To evaluate the association between acute respiratory distress syndrome and acute kidney injury with respect to their contributions to mortality in critically ill patients.
Retrospective analysis of consecutive adult burn patients requiring mechanical ventilation.
A 16-bed burn ICU at tertiary military teaching hospital.
Adult patients more than 18 years old requiring mechanical ventilation during their initial admission to our burn ICU from January 1, 2003, to December 31, 2011.
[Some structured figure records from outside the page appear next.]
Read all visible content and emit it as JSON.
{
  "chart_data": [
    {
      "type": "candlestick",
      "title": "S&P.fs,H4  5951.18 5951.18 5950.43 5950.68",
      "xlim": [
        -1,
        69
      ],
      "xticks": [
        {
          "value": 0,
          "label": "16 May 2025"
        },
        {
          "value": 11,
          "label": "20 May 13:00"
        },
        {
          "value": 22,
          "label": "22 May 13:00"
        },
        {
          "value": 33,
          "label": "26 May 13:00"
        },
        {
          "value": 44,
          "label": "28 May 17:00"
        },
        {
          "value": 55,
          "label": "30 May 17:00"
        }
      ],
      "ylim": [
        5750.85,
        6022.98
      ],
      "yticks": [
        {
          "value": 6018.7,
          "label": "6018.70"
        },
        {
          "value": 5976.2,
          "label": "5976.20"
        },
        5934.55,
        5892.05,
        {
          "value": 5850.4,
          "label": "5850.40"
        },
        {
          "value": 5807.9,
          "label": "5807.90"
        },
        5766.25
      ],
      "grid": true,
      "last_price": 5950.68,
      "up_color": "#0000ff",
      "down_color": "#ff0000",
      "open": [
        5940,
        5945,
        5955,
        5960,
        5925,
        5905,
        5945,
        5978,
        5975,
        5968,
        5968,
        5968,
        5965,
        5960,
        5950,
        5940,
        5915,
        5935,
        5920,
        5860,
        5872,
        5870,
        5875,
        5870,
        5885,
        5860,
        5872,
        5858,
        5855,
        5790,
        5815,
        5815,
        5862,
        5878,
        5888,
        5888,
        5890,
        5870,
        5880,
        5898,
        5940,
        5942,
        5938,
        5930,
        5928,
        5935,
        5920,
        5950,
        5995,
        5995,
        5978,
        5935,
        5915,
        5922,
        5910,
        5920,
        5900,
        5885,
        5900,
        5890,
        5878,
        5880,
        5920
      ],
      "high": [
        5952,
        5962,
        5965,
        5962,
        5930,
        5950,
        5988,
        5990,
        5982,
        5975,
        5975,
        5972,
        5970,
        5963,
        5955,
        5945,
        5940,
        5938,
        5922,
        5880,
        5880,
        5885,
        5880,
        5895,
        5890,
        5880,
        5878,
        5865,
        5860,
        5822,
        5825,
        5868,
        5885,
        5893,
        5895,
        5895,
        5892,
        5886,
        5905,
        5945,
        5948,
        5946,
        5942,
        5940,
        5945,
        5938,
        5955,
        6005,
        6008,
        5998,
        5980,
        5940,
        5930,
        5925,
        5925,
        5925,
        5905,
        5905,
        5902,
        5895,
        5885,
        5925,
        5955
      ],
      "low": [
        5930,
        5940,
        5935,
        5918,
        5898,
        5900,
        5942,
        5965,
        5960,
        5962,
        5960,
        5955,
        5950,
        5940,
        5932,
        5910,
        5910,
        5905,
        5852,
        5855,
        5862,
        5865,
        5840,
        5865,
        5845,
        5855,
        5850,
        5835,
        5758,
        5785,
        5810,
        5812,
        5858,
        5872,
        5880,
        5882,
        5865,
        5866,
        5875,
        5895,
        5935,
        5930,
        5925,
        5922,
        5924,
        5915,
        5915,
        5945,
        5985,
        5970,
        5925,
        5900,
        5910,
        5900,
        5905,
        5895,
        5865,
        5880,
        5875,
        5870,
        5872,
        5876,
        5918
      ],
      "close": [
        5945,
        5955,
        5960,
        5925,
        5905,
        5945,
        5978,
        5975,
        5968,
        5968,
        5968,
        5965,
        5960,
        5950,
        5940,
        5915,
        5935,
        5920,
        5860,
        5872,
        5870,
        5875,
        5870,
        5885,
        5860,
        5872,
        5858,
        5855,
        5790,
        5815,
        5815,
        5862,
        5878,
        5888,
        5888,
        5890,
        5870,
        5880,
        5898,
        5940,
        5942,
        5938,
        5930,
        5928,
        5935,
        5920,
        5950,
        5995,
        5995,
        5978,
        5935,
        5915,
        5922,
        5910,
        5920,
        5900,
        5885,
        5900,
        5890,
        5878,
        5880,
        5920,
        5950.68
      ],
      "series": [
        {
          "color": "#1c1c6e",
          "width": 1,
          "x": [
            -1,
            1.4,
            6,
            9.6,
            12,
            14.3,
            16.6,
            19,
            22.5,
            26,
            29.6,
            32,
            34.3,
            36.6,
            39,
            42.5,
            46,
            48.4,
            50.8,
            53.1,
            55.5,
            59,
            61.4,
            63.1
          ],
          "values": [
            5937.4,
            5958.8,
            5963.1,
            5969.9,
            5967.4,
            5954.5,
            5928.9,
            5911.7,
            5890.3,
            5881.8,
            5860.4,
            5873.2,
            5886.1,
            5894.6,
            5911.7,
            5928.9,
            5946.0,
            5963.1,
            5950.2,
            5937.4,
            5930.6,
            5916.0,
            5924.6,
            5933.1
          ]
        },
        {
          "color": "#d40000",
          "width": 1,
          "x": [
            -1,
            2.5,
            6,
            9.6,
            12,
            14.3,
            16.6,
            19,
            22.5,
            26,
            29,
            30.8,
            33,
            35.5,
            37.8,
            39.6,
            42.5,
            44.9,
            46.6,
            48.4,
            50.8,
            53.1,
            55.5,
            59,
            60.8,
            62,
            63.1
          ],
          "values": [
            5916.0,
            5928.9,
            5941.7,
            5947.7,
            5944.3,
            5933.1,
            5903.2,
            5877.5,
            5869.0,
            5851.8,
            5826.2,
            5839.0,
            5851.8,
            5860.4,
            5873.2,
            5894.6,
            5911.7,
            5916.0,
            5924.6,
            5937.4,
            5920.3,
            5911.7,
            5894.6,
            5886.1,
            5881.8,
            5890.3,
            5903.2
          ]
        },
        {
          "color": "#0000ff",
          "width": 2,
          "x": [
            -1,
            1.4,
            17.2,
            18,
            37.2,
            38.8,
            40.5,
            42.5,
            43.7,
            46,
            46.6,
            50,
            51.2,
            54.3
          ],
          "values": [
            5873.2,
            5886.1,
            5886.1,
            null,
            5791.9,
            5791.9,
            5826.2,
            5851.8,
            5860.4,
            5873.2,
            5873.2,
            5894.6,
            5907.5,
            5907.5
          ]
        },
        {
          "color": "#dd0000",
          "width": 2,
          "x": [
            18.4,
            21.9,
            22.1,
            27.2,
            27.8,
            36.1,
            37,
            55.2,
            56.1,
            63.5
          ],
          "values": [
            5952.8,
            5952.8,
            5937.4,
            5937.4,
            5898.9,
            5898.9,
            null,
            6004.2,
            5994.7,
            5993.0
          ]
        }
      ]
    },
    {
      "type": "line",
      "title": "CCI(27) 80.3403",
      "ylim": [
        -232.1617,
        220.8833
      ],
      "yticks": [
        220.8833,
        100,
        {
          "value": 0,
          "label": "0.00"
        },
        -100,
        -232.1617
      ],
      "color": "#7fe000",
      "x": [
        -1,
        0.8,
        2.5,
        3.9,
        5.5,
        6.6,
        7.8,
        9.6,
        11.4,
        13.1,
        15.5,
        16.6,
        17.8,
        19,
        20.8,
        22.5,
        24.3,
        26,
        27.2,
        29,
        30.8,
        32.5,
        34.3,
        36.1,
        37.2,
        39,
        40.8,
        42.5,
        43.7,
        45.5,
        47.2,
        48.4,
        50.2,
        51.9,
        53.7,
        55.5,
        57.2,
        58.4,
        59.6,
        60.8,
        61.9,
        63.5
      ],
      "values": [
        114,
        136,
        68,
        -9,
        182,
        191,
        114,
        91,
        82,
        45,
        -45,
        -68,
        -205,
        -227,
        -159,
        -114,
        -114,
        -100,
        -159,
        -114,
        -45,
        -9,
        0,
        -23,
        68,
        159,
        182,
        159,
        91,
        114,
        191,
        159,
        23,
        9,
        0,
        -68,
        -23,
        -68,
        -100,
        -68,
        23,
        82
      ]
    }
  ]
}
A total 830 patients were included, of whom 48.2% had acute kidney injury (n = 400). These patients had a 73% increased risk of developing acute respiratory distress syndrome after controlling for age, gender, total body surface area burned, and inhalation injury (hazard ratio, 1.73; 95% CI, 1.18–2.54; p = 0.005). In a reciprocal multivariate analysis, acute respiratory distress syndrome (n = 299; 36%) demonstrated a strong trend toward developing acute kidney injury (hazard ratio, 1.39; 95% CI, 0.99–1.95; p = 0.05). There was a 24% overall in-hospital mortality (n = 198). After adjusting for the aforementioned confounders, both acute kidney injury (hazard ratio, 3.73; 95% CI, 2.39–5.82; p < 0.001) and acute respiratory distress syndrome (hazard ratio, 2.16; 95% CI, 1.58–2.94; p < 0.001) significantly contributed to mortality. Age, total body surface area burned, and inhalation injury were also significantly associated with increased mortality.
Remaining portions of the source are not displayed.